Le propos de Bruno Van Dooren, pour qui il est essentiel d’intégrer la fonction documentaire dans la réflexion sur les conditions de vie et de travail des étudiants, concernait la situation du 1,471 million d’étudiants des seules universités. Parmi les points de vue exprimés dans le public, on remarqua celui d’un directeur confronté à certains usages de la bibliothèque, aux attentes des étudiants, et donc soucieux d’apporter des améliorations.

Diversité des situations documentaires

Les situations documentaires sont d’une très grande diversité. Pour expliquer cet état de fait, il est nécessaire de prendre en compte, d’évaluer et de croiser plusieurs facteurs : les effectifs à encadrer ; les disciplines et les pédagogies ; les filières, courtes ou longues, générales ou spécialisées ; la question des cycles pour les études longues (la bibliothèque dite de premier cycle a-t-elle un sens ?) ; les géographies universitaire et documentaire : en effet, les sites d’enseignement peuvent être ou non dispersés, l’offre documentaire environnante plus ou moins riche grâce à la présence de bibliothèques municipales, spécialisées...; enfin, le caractère ancien ou récent de l’université en y incluant le cas des antennes universitaires.

Cette diversité et ces facteurs invitent à écarter les solutions clés en main et univoques, mais il ne faut pas pour autant favoriser le bricolage documentaire, et décourager l’élaboration de politiques documentaires nationales et universitaires.

Malgré les efforts incontestables réalisés depuis 1987 1, le constat général est préoccupant.
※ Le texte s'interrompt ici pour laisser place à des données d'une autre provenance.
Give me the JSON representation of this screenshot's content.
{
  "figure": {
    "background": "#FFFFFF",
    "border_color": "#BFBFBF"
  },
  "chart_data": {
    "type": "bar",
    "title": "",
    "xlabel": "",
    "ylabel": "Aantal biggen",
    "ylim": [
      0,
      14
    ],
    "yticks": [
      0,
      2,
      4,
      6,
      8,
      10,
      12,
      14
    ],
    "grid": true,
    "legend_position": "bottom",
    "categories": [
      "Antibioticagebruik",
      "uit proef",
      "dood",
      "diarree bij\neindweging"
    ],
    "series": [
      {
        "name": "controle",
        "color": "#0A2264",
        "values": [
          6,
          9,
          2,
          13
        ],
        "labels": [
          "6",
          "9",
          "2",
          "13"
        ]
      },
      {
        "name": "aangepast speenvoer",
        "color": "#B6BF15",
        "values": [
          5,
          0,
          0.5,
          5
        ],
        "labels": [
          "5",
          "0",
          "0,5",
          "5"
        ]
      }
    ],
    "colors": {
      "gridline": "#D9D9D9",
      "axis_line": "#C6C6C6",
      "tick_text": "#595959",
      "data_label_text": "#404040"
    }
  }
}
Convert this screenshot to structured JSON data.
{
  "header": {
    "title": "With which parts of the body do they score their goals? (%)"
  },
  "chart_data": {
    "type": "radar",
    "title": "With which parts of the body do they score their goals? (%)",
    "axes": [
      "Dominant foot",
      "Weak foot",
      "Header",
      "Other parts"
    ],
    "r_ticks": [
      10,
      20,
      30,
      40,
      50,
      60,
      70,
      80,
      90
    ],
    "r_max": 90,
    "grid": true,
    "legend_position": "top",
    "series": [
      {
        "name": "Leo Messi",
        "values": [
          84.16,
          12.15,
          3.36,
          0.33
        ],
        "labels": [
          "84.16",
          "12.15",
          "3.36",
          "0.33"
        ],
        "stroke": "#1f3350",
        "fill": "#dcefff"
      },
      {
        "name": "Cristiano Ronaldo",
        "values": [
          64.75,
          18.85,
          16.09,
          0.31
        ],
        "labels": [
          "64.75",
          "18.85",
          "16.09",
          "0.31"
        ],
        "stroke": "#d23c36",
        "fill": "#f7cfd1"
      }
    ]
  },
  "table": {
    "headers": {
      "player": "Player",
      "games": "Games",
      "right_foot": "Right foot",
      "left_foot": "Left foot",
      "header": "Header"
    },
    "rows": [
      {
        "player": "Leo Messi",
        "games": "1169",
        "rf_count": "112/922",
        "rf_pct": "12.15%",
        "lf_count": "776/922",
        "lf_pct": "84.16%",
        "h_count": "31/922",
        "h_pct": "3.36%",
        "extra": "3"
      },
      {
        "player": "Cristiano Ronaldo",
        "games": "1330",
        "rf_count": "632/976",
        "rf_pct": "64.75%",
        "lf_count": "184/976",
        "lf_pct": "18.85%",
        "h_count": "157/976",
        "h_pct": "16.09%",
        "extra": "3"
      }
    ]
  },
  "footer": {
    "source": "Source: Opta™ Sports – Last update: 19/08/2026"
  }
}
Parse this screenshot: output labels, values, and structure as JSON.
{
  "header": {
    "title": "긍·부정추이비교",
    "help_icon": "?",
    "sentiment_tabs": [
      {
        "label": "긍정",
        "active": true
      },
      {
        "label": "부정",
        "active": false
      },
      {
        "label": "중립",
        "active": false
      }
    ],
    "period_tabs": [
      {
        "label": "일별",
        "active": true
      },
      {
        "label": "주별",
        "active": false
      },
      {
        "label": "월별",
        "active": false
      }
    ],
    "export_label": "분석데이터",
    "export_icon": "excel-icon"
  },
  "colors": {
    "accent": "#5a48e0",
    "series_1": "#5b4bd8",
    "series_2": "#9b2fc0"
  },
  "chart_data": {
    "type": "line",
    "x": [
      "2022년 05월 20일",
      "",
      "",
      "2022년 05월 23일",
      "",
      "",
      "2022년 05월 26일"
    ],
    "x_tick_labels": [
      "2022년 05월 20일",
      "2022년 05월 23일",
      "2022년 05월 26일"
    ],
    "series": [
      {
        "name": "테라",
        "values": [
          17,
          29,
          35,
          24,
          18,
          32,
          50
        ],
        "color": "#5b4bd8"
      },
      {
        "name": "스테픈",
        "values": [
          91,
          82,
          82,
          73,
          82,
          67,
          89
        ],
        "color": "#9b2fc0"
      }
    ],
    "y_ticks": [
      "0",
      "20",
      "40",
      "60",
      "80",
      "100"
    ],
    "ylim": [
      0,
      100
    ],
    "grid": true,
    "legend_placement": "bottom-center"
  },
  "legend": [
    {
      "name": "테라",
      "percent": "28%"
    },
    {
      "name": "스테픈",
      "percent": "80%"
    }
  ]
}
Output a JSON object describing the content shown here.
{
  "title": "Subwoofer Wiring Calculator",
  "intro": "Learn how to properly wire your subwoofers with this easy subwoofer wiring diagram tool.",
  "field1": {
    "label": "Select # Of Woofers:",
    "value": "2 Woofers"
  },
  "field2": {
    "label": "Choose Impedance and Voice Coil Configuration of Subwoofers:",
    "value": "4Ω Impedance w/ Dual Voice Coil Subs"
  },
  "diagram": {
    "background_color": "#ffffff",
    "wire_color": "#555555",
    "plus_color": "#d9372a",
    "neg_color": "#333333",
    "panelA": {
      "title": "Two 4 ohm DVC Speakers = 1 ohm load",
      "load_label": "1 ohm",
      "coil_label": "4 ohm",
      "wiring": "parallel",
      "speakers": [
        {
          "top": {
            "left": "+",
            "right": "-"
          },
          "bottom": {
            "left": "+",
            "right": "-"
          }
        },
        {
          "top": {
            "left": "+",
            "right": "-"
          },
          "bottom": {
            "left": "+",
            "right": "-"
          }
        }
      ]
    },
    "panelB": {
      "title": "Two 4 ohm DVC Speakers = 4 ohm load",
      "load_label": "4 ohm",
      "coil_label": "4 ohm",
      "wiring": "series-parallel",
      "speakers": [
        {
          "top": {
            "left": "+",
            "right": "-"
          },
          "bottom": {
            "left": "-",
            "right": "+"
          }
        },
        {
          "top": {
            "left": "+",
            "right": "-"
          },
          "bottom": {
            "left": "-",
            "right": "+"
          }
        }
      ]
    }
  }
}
On ne compte qu’une place pour dix-huit étudiants, et moins d’un demi-mètre carré par étudiant. Seulement 40 % des collections sont en libre accès (il en faudrait 80 %), et les sites d’enseignement peuvent être extrêmement dispersés. On compte actuellement cinquante heures d’ouverture hebdomadaire (il en faudrait 60), et 3 800 emplois – 2 500 créations seraient nécessaires.

La réalité de la modernisation des bibliothèques universitaires ne peut cependant pas être réduite à une question quantitative. En plus des moyens versés par l’État, ce sont les universités elles-mêmes qui doivent s’investir dans leurs bibliothèques.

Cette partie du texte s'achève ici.